Code Davinci 002 vs DeepSeek R1 Zero
Code Davinci 002 (2021) and DeepSeek R1 Zero (2025) are agentic coding models from OpenAI and DeepSeek. Code Davinci 002 ships a not-yet-sourced context window, while DeepSeek R1 Zero ships a 128K-token context window. This comparison covers specs, pricing, capabilities, benchmarks, provider availability, and production fit. It focuses on practical selection signals rather than broad model-family marketing. The goal is to make the tradeoff clear before deeper testing.
DeepSeek R1 Zero is safer overall; choose Code Davinci 002 when coding workflow support matters.
Specs
| Released | 2021-08-16 | 2025-01-20 |
| Context window | — | 128K |
| Parameters | — | 671B, 37B Active |
| Architecture | decoder only | mixture of experts |
| License | Proprietary | Open Source |
| Knowledge cutoff | - | - |
Pricing and availability
| Code Davinci 002 | DeepSeek R1 Zero | |
|---|---|---|
| Input price | - | - |
| Output price | - | - |
| Providers | - | - |
Pricing not yet sourced for either model.
Capabilities
| Code Davinci 002 | DeepSeek R1 Zero | |
|---|---|---|
| Vision | ||
| Multimodal | ||
| Reasoning | ||
| Function calling | ||
| Tool use | ||
| Structured outputs | ||
| Code execution |
Benchmarks
No shared benchmark rows are currently sourced for this pair.
Deep dive
The capability footprint differs most on reasoning mode: DeepSeek R1 Zero. Both models share the core language-model surface, so the practical split is not just feature count. Use those differences to decide whether the page is about raw model quality, agentic coding support, multimodal ingestion, or predictable structured API behavior.

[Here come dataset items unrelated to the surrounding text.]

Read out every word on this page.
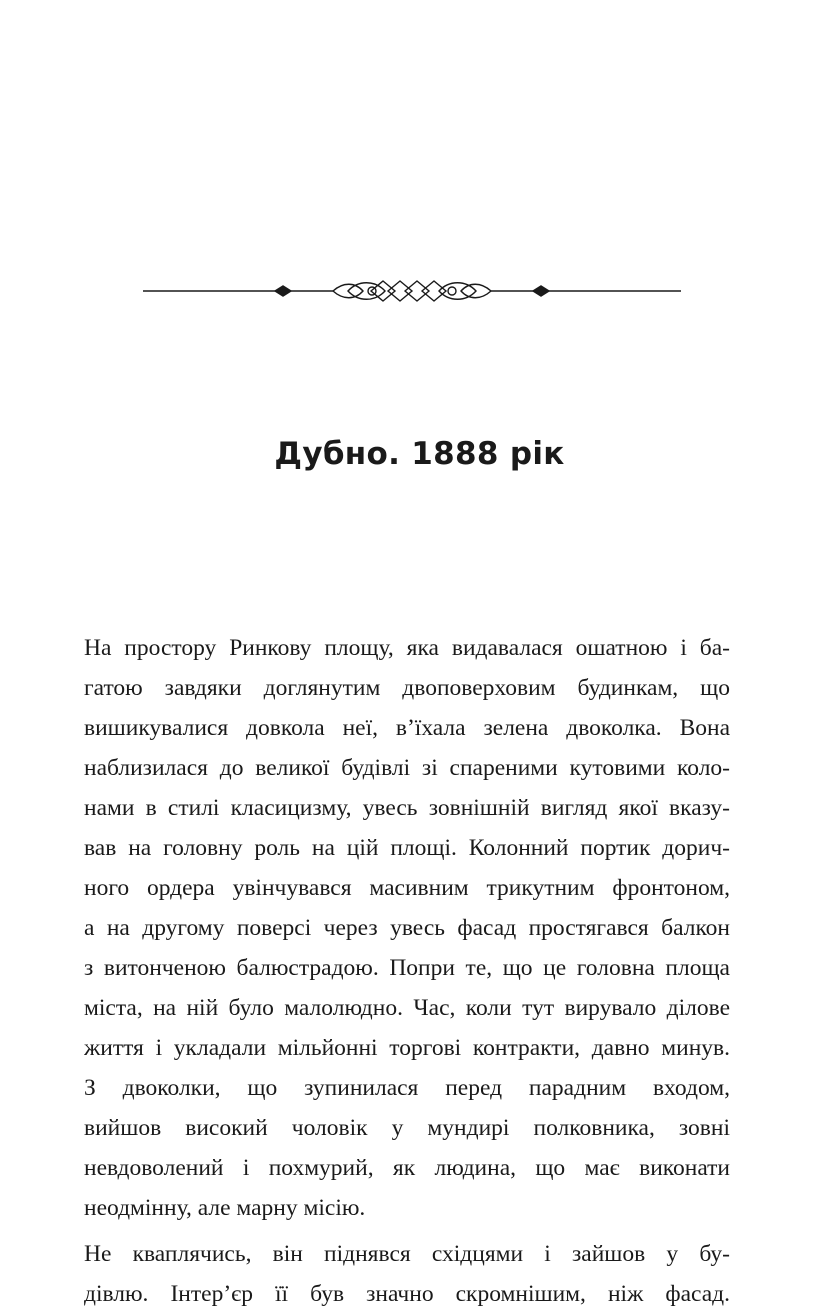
Дубно. 1888 рік
На простору Ринкову площу, яка видавалася ошатною і ба-
гатою завдяки доглянутим двоповерховим будинкам, що
вишикувалися довкола неї, в’їхала зелена двоколка. Вона
наблизилася до великої будівлі зі спареними кутовими коло-
нами в стилі класицизму, увесь зовнішній вигляд якої вказу-
вав на головну роль на цій площі. Колонний портик дорич-
ного ордера увінчувався масивним трикутним фронтоном,
а на другому поверсі через увесь фасад простягався балкон
з витонченою балюстрадою. Попри те, що це головна площа
міста, на ній було малолюдно. Час, коли тут вирувало ділове
життя і укладали мільйонні торгові контракти, давно минув.
З двоколки, що зупинилася перед парадним входом,
вийшов високий чоловік у мундирі полковника, зовні
невдоволений і похмурий, як людина, що має виконати
неодмінну, але марну місію.
Не кваплячись, він піднявся східцями і зайшов у бу-
дівлю. Інтер’єр її був значно скромнішим, ніж фасад.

Pricing coverage is uneven: Code Davinci 002 has no token price sourced yet and DeepSeek R1 Zero has no token price sourced yet. Provider availability is 0 tracked routes versus 0. Treat unknown pricing as an integration gap, then verify the route you will actually call before estimating production spend.
Choose Code Davinci 002 when coding workflow support are central to the workload. Choose DeepSeek R1 Zero when reasoning depth are more important. For production, rerun your own prompts through the exact provider, region, and tool stack you plan to ship. This keeps the decision grounded in measurable tradeoffs instead of brand-level assumptions. It also helps separate model capability from provider packaging, which can change cost and latency. For teams standardizing a stack, that distinction is often the difference between a benchmark win and a reliable deployment.
FAQ
Is Code Davinci 002 or DeepSeek R1 Zero open source?
Code Davinci 002 is listed under Proprietary. DeepSeek R1 Zero is listed under Open Source. License labels affect whether you can self-host, redistribute weights, or rely only on hosted APIs, so confirm the upstream license before deployment.
Which is better for reasoning mode, Code Davinci 002 or DeepSeek R1 Zero?
DeepSeek R1 Zero has the clearer documented reasoning mode signal in this comparison. If reasoning mode is mission-critical, validate it against the provider endpoint because model-level support and API-level exposure can differ.
When should I pick Code Davinci 002 over DeepSeek R1 Zero?
DeepSeek R1 Zero is safer overall; choose Code Davinci 002 when coding workflow support matters. If your workload also depends on coding workflow support, start with Code Davinci 002; if it depends on reasoning depth, run the same evaluation with DeepSeek R1 Zero.
What is the main difference between Code Davinci 002 and DeepSeek R1 Zero?
Code Davinci 002 and DeepSeek R1 Zero differ most on context, provider coverage, capabilities, or pricing depending on the data currently sourced. Use the specs table first, then validate the model behavior with your own prompts.
Continue comparing
Last reviewed: 2026-04-18. Data sourced from public model cards and provider documentation.